I'm new to this "integrable system" stuff, but from what I've read, if there are as many linearly independent constants of motion that are compatible with respect to the poisson brackets as degrees of freedom, then the system is solvable in terms of elementary functions. Is this correct? I get that for each linearly independent constant of motion you can reduce the degree of freedom by one, but I don't understand why the theorem

Theorem (First integrals of the n-body problem) The only linearly independent integrals of the $n$-body problem, which are algebraic with respect to $q$, $p$ and $t$ are the $10$ described above. (http://en.wikipedia.org/wiki/N-body_problem#Three-body_problem)

implies that there is no analytic solution (I think this is synonymous with closed-form solution, and solution in terms of elementary functions). I've been trying to think about it, but I can't reason it, and apparently integrability implies no chaos, which I can't see either.

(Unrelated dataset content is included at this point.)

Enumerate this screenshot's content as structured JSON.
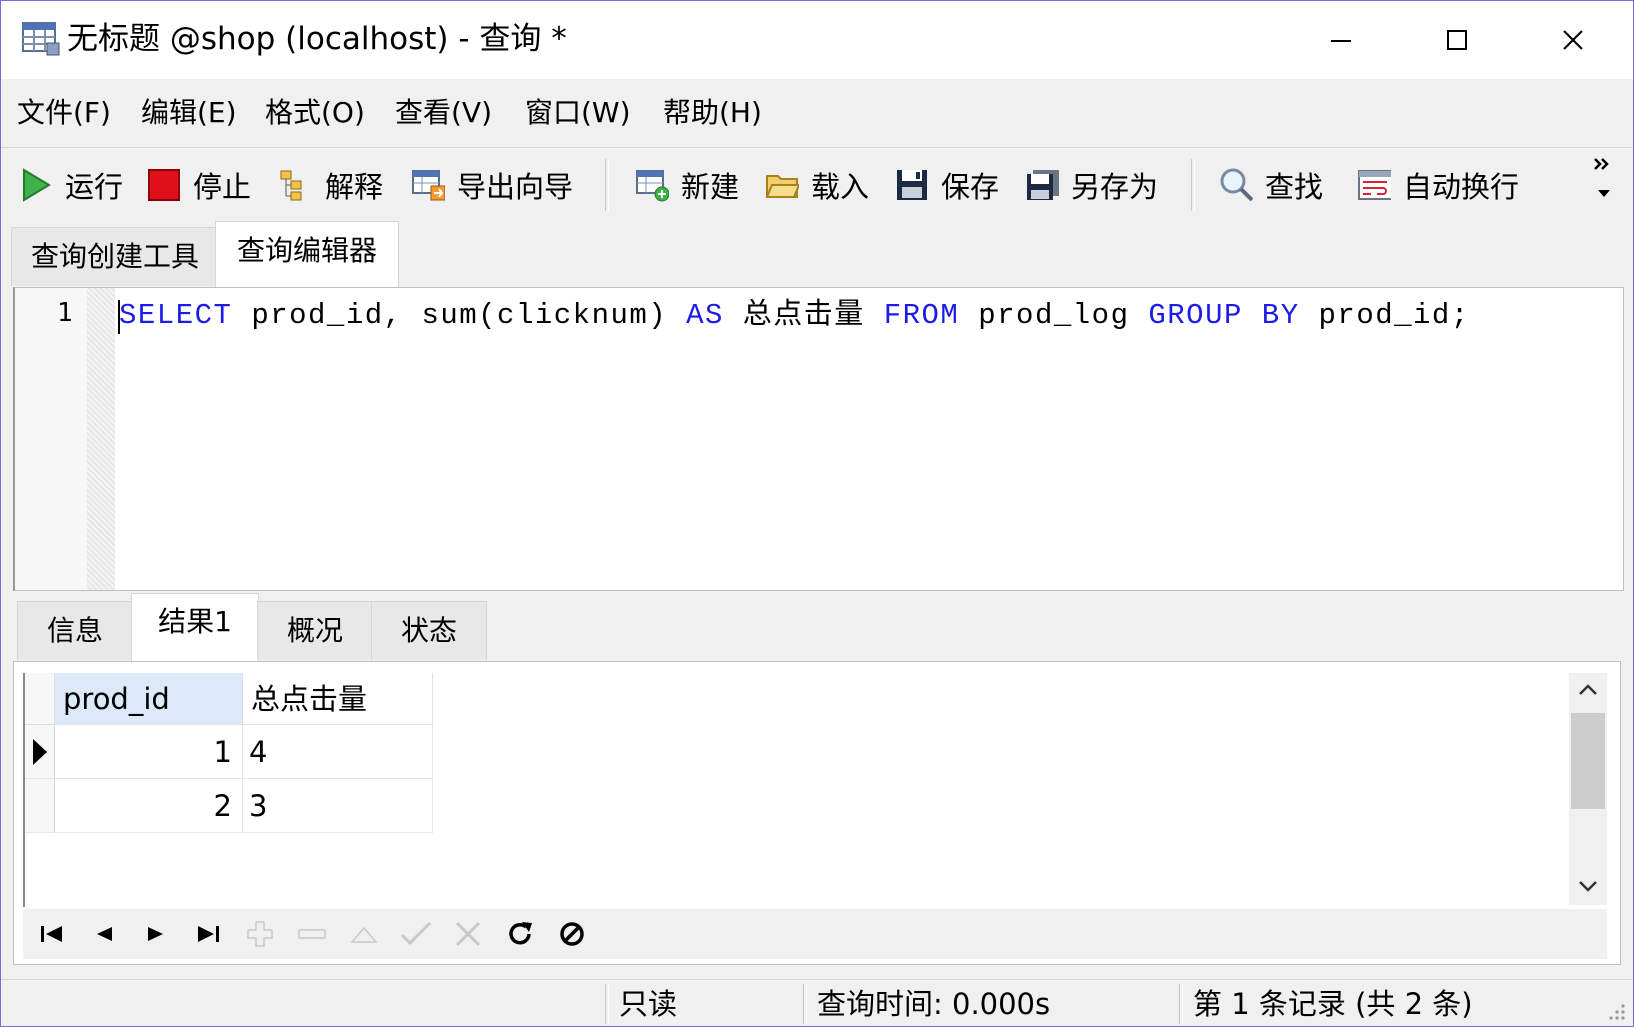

For the classical 3-body problem, the obstacle to a solution is, as you said, integrability. This is also sometimes called separability, and when it fails, it means that there does not exist a manifold in phase space such that on that manifold, the equations for the independent degrees of freedom of the equation are separated into independent equations. This is in turn related to being able to interchange mixed partial derivatives as you mention for the Poisson brackets, because if the equations separate, derivatives (and therefore integrals) can be performed in any order.

The relationship between this and chaos is that non-integrable systems are generically chaotic -- meaning "usually" or "observably" chaotic, the obstacle to separating the degrees of freedom being that there are intersecting stable and unstable manifolds of hyperbolic periodic points which cause the solutions to fold endlessly in phase space. "Generic" has a definition here, it means true on a countable interesection of open dense sets -- in other words, for every solution, there is an open subset of solutions arbitrarily close which have this property.

Hope this helps. There is a completely worked out solution for what is called the "restricted 3-body problem" (3 body problem in which one of the bodies has no mass) in Jurgen Moser's Stable and Random Motions in Dynamical Systems, which shows that even in this case, the motion of the massless body is chaotic for most initial conditions.